In 1794, Iran was under the rule of the nascent Qajar dynasty, with Agha Mohammad Khan Qajar consolidating power after decades of civil war following the collapse of the Safavid Empire. The currency situation was a direct reflection of this political turmoil and fractured economic landscape. The monetary system was not unified, operating on a bimetallic standard of silver
qirans (also called rials) and copper
shahis, but the coinage in circulation was a chaotic mix of issues from the preceding Afsharid and Zand dynasties, various regional khans, and even worn foreign coins. This lack of standardized, trusted currency severely hampered trade and state revenue collection.
The primary challenge was severe debasement and a critical shortage of precious metals, particularly silver. Decades of conflict had drained the treasury, disrupted mining, and damaged long-distance trade routes, reducing the influx of bullion. Local rulers and mint operators often reduced the silver content in coins to fund their own expenditures, leading to wide variations in value and weight even among coins of the same nominal denomination. This instability meant that transactions often required careful weighing and assaying of coins rather than simply counting them, creating friction in both local markets and international commerce.

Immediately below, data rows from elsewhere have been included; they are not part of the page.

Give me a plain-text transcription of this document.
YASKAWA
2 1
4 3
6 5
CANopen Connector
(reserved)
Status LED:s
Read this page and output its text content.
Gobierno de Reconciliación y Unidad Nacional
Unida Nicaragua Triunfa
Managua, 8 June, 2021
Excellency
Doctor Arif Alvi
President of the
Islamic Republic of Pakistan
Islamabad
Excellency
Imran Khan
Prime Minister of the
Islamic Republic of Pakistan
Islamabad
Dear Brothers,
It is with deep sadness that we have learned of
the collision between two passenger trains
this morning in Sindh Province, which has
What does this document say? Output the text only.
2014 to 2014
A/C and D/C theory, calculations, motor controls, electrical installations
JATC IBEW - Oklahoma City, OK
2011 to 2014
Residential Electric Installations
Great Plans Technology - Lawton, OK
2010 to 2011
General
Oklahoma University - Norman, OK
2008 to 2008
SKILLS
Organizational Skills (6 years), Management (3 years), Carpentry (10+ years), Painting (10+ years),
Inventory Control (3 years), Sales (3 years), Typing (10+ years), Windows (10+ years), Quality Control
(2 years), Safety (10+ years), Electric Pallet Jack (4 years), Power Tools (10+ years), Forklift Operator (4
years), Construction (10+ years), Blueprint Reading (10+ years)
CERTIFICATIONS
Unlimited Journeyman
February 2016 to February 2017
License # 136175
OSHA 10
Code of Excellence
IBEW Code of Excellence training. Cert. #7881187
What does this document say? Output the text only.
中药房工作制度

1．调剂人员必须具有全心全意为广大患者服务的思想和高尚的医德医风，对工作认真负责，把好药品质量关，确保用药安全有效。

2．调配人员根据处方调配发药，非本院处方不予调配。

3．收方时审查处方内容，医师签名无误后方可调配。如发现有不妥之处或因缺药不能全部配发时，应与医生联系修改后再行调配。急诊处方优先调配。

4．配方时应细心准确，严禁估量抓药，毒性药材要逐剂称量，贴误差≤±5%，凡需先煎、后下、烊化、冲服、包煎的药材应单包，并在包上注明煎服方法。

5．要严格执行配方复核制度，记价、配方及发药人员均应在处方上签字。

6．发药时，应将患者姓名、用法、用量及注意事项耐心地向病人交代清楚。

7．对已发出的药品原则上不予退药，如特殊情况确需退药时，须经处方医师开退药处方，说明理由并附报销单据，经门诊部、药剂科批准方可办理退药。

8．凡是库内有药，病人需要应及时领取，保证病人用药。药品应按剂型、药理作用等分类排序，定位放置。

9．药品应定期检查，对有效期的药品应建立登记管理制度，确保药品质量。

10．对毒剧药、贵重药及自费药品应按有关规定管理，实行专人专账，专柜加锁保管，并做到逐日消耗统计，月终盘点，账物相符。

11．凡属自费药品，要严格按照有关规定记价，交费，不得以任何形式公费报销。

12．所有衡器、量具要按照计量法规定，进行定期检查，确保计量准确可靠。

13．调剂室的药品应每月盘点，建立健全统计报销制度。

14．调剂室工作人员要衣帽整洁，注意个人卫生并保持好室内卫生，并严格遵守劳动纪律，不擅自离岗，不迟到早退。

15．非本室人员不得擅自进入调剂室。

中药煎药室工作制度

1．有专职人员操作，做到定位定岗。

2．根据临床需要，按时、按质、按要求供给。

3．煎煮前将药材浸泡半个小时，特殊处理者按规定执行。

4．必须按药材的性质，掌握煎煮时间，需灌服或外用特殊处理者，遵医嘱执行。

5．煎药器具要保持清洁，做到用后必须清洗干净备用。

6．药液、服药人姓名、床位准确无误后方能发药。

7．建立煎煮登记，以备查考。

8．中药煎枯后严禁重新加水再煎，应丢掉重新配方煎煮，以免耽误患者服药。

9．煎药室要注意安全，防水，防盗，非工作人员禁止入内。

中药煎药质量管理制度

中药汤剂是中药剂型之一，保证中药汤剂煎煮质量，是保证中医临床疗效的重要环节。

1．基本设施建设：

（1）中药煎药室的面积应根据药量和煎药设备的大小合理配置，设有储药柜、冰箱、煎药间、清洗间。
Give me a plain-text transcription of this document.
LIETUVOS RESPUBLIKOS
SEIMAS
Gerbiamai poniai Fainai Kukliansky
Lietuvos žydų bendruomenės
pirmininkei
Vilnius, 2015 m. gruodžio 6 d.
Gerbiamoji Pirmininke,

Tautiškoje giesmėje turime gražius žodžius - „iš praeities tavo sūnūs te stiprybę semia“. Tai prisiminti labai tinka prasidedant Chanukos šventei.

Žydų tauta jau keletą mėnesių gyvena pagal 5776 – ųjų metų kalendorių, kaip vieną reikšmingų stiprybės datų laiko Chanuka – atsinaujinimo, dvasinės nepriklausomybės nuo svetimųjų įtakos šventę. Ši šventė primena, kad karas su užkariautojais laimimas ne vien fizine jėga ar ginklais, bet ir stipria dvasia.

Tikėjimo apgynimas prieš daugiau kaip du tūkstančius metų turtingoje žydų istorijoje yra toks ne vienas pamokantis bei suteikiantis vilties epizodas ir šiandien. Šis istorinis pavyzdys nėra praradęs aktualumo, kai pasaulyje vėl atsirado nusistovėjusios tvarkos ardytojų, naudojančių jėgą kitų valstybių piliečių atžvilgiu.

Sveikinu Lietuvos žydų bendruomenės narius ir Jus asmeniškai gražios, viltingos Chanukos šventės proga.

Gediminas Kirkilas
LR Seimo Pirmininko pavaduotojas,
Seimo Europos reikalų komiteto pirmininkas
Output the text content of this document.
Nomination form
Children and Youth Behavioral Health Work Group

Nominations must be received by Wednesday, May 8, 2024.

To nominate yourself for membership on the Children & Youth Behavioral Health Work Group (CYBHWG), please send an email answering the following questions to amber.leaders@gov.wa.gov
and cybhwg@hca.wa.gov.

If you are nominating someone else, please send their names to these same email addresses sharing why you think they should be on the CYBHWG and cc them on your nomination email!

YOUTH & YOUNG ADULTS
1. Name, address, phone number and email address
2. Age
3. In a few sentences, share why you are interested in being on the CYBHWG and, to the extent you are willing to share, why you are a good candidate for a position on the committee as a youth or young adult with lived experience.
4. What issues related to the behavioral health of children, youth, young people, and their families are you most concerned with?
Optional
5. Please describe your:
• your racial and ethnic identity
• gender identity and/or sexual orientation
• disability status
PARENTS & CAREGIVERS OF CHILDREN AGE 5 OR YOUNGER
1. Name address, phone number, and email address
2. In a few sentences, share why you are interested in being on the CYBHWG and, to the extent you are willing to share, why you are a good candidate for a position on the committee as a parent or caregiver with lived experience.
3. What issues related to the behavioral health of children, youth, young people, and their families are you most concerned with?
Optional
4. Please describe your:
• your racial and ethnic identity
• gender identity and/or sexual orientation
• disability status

For Agha Mohammad Khan, who was focused on military conquest and political unification, currency reform was a secondary concern, though he recognized its importance for centralizing authority. His immediate priority in 1794 was the final siege of Kerman and the brutal suppression of his rivals, not a comprehensive monetary overhaul. Consequently, the currency situation remained in a state of disarray, representing a fragmented economy that the Qajars would only begin to systematically address in the early 19th century through mint reforms and the gradual imposition of standardized coinage from the capital.